Dozens of young immigrants entered the United States on Thursday through the Otay Mesa Port of Entry, hoping to get humanitarian visas or asylum which might allow them to reunite with their families.
This is the second group of the almost 150 immigrants that will attempt to return to the United States after being deported and taken away from their families by immigration authorities, in a protest organized by the National Immigrant Youth Alliance, which started on July, 2013 and includes ports of entry in Texas and Arizona, according to Reuters.
According to the quoted source, those involved were mostly young men of 20 to 30 years of age who were raised in the United States and then sent back to Mexico.
Many of the protesters on Thursday told the news agency that during their stay in the country they were allowed to go to college thanks to the Dream Act approved by Congress in 2010, a law which protects undocumented children that were taken to the United States.
Such is the case of Ramón Dorado, a young man raised in New Mexico, who went to the port of entry wearing a mortarboard, or graduation hat.

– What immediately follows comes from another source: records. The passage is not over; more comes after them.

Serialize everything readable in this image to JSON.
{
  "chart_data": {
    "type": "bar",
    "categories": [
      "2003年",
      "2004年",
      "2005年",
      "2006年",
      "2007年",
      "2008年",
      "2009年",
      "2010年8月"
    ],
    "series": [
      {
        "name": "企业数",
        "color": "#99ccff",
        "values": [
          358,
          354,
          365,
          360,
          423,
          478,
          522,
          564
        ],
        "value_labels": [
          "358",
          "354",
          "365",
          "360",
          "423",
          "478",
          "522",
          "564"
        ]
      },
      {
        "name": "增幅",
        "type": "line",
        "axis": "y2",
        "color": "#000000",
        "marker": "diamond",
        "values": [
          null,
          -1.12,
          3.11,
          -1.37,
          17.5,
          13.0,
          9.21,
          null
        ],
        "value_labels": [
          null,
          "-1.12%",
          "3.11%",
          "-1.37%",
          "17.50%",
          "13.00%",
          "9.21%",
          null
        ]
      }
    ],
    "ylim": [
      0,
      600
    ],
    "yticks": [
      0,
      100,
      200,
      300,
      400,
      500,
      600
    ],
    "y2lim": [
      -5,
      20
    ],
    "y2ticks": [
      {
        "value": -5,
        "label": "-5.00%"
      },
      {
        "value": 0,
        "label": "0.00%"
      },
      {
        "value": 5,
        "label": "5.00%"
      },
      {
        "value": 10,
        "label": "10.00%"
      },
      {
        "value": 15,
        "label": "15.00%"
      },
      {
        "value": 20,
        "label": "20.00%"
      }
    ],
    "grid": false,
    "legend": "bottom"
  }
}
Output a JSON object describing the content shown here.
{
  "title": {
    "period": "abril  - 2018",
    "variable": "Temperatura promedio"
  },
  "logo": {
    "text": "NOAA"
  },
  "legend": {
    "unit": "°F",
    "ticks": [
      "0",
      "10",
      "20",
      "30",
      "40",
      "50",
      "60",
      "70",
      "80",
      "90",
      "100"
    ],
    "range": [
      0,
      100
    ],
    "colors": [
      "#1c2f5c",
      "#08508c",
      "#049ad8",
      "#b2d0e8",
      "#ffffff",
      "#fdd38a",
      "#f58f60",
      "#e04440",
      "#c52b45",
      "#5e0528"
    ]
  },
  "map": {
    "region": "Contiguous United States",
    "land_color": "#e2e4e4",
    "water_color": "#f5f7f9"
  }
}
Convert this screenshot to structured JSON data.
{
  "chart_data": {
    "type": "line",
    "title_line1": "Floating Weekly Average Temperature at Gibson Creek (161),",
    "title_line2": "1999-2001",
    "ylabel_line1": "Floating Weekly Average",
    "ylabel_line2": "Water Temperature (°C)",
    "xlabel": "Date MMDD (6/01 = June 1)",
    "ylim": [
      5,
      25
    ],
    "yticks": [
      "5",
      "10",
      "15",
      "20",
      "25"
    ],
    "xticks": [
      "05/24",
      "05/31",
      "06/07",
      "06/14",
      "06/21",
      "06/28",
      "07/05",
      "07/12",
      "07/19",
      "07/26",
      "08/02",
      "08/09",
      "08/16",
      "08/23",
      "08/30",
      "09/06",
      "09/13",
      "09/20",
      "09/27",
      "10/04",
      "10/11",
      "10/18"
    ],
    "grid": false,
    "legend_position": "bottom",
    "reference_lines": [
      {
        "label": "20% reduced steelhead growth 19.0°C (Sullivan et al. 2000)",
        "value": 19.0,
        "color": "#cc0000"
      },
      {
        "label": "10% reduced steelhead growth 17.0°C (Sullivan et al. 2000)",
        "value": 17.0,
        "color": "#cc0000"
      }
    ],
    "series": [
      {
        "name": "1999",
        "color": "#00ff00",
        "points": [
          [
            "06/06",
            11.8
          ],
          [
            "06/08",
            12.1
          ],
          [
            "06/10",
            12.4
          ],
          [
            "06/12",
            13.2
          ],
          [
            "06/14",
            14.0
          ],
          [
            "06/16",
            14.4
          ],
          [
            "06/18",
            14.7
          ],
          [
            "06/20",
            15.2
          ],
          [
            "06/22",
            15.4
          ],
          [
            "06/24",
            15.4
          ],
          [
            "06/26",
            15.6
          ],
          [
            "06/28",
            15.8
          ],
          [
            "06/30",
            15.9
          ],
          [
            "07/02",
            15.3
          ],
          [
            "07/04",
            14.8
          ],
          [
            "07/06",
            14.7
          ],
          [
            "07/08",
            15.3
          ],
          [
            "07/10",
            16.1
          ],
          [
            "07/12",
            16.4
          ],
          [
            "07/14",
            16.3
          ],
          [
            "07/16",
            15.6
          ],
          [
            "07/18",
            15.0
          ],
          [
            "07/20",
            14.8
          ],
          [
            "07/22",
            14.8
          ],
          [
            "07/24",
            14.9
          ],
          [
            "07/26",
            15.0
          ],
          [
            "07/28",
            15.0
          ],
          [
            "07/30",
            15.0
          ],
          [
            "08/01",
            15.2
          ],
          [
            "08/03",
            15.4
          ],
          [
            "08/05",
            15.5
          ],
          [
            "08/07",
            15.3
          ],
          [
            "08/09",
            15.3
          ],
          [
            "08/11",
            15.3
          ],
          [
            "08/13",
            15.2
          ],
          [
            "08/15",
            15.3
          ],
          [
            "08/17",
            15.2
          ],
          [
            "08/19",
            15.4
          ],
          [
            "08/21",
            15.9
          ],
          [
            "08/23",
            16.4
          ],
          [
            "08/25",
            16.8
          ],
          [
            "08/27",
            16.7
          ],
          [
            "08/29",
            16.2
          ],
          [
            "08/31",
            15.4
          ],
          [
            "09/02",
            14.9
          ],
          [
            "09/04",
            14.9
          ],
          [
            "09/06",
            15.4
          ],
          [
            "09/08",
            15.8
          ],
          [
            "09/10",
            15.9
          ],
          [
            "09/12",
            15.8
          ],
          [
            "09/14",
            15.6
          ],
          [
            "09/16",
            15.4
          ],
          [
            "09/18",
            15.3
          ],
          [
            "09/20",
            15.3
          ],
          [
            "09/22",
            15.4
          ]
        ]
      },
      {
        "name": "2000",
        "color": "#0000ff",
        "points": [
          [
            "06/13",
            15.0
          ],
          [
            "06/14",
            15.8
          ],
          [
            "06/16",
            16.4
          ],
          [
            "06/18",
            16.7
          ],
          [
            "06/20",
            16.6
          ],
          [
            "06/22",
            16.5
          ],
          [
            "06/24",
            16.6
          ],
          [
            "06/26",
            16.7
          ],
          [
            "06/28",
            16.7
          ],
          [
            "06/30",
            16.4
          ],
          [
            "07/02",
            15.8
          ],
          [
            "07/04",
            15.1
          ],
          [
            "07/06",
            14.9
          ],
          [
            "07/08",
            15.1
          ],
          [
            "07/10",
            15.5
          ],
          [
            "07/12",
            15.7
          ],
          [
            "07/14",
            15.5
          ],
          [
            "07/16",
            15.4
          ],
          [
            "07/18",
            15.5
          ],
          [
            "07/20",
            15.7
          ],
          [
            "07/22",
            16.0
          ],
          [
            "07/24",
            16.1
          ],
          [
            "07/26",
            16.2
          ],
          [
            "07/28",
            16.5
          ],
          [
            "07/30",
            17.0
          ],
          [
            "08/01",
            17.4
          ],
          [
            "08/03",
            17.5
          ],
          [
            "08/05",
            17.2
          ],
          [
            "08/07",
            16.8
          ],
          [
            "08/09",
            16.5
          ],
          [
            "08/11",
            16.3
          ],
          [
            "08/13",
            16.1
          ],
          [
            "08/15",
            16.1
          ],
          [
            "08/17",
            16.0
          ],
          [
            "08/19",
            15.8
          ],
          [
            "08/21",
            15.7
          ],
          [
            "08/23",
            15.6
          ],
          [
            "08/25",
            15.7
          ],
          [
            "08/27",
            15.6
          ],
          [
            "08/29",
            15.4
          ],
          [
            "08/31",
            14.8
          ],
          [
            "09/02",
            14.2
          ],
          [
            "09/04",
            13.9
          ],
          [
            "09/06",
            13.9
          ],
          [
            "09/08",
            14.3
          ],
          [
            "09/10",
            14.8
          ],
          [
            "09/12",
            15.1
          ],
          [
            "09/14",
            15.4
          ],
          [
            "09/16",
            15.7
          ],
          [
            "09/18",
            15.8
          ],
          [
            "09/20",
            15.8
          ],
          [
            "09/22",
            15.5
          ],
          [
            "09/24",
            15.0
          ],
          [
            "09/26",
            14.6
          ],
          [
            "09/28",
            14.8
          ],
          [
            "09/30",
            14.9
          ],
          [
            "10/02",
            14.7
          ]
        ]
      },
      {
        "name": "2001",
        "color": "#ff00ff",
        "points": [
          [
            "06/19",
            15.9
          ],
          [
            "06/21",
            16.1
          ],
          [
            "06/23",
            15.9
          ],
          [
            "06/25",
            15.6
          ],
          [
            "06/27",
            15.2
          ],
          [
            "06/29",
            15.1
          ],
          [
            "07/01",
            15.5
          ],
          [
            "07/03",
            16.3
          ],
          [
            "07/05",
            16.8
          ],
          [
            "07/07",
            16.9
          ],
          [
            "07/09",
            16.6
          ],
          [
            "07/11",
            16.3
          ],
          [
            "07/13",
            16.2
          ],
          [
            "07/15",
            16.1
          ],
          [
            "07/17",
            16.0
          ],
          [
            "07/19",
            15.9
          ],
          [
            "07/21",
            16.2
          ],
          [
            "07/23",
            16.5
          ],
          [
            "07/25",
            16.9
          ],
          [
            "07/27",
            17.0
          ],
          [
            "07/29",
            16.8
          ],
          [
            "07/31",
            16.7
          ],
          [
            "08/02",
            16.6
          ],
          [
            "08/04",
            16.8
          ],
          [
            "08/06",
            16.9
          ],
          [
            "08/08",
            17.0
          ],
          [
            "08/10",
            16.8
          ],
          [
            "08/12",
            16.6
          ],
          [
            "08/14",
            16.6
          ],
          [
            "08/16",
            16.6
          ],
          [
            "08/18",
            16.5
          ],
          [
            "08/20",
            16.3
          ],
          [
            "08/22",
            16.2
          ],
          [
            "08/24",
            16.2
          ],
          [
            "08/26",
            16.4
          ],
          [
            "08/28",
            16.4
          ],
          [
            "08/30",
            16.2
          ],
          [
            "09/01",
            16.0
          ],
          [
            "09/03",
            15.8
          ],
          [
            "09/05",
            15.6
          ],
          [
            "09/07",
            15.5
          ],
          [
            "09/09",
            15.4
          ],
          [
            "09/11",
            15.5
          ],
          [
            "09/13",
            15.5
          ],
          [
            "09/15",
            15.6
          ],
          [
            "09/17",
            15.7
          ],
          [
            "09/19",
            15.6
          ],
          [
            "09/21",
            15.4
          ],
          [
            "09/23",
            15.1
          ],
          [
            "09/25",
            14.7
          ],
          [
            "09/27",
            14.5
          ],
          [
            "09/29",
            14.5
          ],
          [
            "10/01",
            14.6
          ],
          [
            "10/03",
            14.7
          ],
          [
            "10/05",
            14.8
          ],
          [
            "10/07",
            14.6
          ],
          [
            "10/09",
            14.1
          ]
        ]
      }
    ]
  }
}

"I want to go home. I was two weeks away from graduation from college, when Albuquerque police stopped me for a traffic offense and deported me because I have no papers," Dorado told Reuters.
Although all the people who have entered through ports of entry have been detained and started a long legal process, most of the undocumented immigrants participating in these actions say that it's a risk "worth taking", reported La Opinión.
According to the same source, Alex Aldana, organizer and member of the National Immigrant Youth Alliance, told the media that so far one person from the first group that entered the US on Monday, March 10 through the San Diego port of entry has been deported again, and another one got a permit to live in the country.